Entrambi felici per la messa fuorilegge della Brotherhood. Solo qualche minuto gruppo salafita s’è unito alla Fratellanza, allo Strong Party, al movimento 6 Aprile, ai Socialisti Rivoluzionari nei cortei di protesta delle “quattro dita” (Rabaa) ripetuti per settimane per denunciare il golpe in atto. Alla copertura politica già ricevuta con l’appoggio della repressione, una vittoria del sì al referendum aprirebbe la strada per far proporre dal presidente ad interim Mansour nuove elezioni presidenziali,  prim’ancora delle consultazioni politiche (il Parlamento è esautorato dal ruolo). Un passo che può spianare la via all’uomo della provvidenza: l’ennesimo militare investito della presidenza nazionale. Intanto sono stati diffusi i risultati del voto all’estero. Il sì raccoglie 97.689 consensi su 102.830 votanti, gli aventi diritto erano 681.000. Si è, quindi, registrata un’astensione dell’84,9%. Al referendum sulla Costituzione del 2012 (quella varata sotto Mursi) l’astensione s’aggirava sul 58%, 586.491 risultavano gli aventi diritto al voto. I favorevoli a quel tipo di Carta erano stati 246.767 (65,8%.) Riportiamo una dichiarazione rilasciata da un’egiziana (Pilot Abdelrahman) al Comitato contro il Colpo di Stato.
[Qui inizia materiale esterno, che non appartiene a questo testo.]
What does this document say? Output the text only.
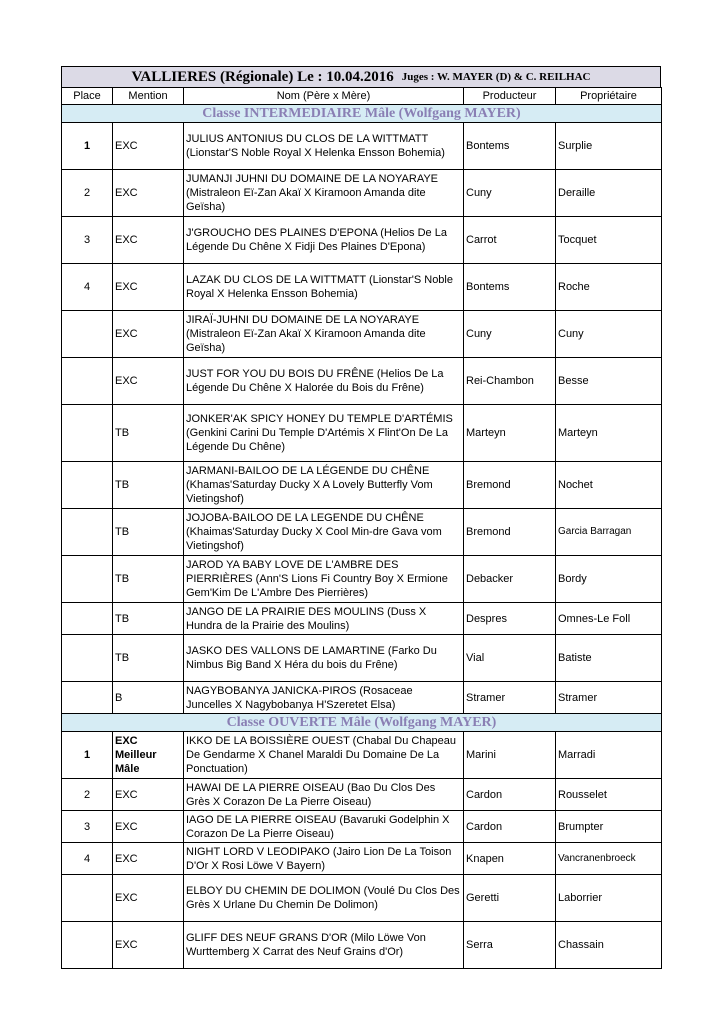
VALLIERES (Régionale) Le : 10.04.2016 Juges : W. MAYER (D) & C. REILHAC
Place	Mention	Nom (Père x Mère)	Producteur	Propriétaire
Classe INTERMEDIAIRE Mâle (Wolfgang MAYER)				
1	EXC	JULIUS ANTONIUS DU CLOS DE LA WITTMATT (Lionstar'S Noble Royal X Helenka Ensson Bohemia)	Bontems	Surplie
2	EXC	JUMANJI JUHNI DU DOMAINE DE LA NOYARAYE (Mistraleon Eï-Zan Akaï X Kiramoon Amanda dite Geïsha)	Cuny	Deraille
3	EXC	J'GROUCHO DES PLAINES D'EPONA (Helios De La Légende Du Chêne X Fidji Des Plaines D'Epona)	Carrot	Tocquet
4	EXC	LAZAK DU CLOS DE LA WITTMATT (Lionstar'S Noble Royal X Helenka Ensson Bohemia)	Bontems	Roche
	EXC	JIRAÏ-JUHNI DU DOMAINE DE LA NOYARAYE (Mistraleon Eï-Zan Akaï X Kiramoon Amanda dite Geïsha)	Cuny	Cuny
	EXC	JUST FOR YOU DU BOIS DU FRÊNE (Helios De La Légende Du Chêne X Halorée du Bois du Frêne)	Rei-Chambon	Besse
	TB	JONKER'AK SPICY HONEY DU TEMPLE D'ARTÉMIS (Genkini Carini Du Temple D'Artémis X Flint'On De La Légende Du Chêne)	Marteyn	Marteyn
	TB	JARMANI-BAILOO DE LA LÉGENDE DU CHÊNE (Khamas'Saturday Ducky X A Lovely Butterfly Vom Vietingshof)	Bremond	Nochet
	TB	JOJOBA-BAILOO DE LA LEGENDE DU CHÊNE (Khaimas'Saturday Ducky X Cool Min-dre Gava vom Vietingshof)	Bremond	Garcia Barragan
	TB	JAROD YA BABY LOVE DE L'AMBRE DES PIERRIÈRES (Ann'S Lions Fi Country Boy X Ermione Gem'Kim De L'Ambre Des Pierrières)	Debacker	Bordy
	TB	JANGO DE LA PRAIRIE DES MOULINS (Duss X Hundra de la Prairie des Moulins)	Despres	Omnes-Le Foll
	TB	JASKO DES VALLONS DE LAMARTINE (Farko Du Nimbus Big Band X Héra du bois du Frêne)	Vial	Batiste
	B	NAGYBOBANYA JANICKA-PIROS (Rosaceae Juncelles X Nagybobanya H'Szeretet Elsa)	Stramer	Stramer
Classe OUVERTE Mâle (Wolfgang MAYER)				
1	EXC Meilleur Mâle	IKKO DE LA BOISSIÈRE OUEST (Chabal Du Chapeau De Gendarme X Chanel Maraldi Du Domaine De La Ponctuation)	Marini	Marradi
2	EXC	HAWAI DE LA PIERRE OISEAU (Bao Du Clos Des Grès X Corazon De La Pierre Oiseau)	Cardon	Rousselet
3	EXC	IAGO DE LA PIERRE OISEAU (Bavaruki Godelphin X Corazon De La Pierre Oiseau)	Cardon	Brumpter
4	EXC	NIGHT LORD V LEODIPAKO (Jairo Lion De La Toison D'Or X Rosi Löwe V Bayern)	Knapen	Vancranenbroeck
	EXC	ELBOY DU CHEMIN DE DOLIMON (Voulé Du Clos Des Grès X Urlane Du Chemin De Dolimon)	Geretti	Laborrier
	EXC	GLIFF DES NEUF GRANS D'OR (Milo Löwe Von Wurttemberg X Carrat des Neuf Grains d'Or)	Serra	Chassain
Un anno fa andai a votare per l'approvazione della Costituzione emanata dal governo Mursi. Poiché non sono in Egitto ho votato al Consolato egiziano di Milano. Arrivata, ho atteso mezz'ora: davanti a me c’era in fila parecchia gente. Entrata, mostrai la carta d'identità egiziana, presi la scheda e mi recai dietro a una tenda per esprimere la mia opinione. Segretamente. Uscii col foglio piegato e mi feci scattare una foto prima di inserirlo nell'urna, contenta di aver votato per la prima volta nella vita. Infatti alle presidenziali di giugno (2012, ndr) non avevo la  maggiore età”. Durante l’attuale referendum la situazione cambia un po’. “Sono entrata immediatamente nel seggio che era praticamente vuoto. Oltre a chiedermi la carta d'identità mi hanno controllato e mi hanno fatto spegnere il cellulare così da impedire qualsiasi foto o video. Pur volendo boicottare, trovandomi sola mi sono sentita in obbligo di votare. L’ho fatto senza la copertura d’una tenda che garantisse la privacy, a meno di un metro c’era uno degli ispettori che osservava in quale casella avessi messo la ics”. L’esempio è palesemente di parte, comunque descrive un clima. Dell’Egitto sapremo a breve.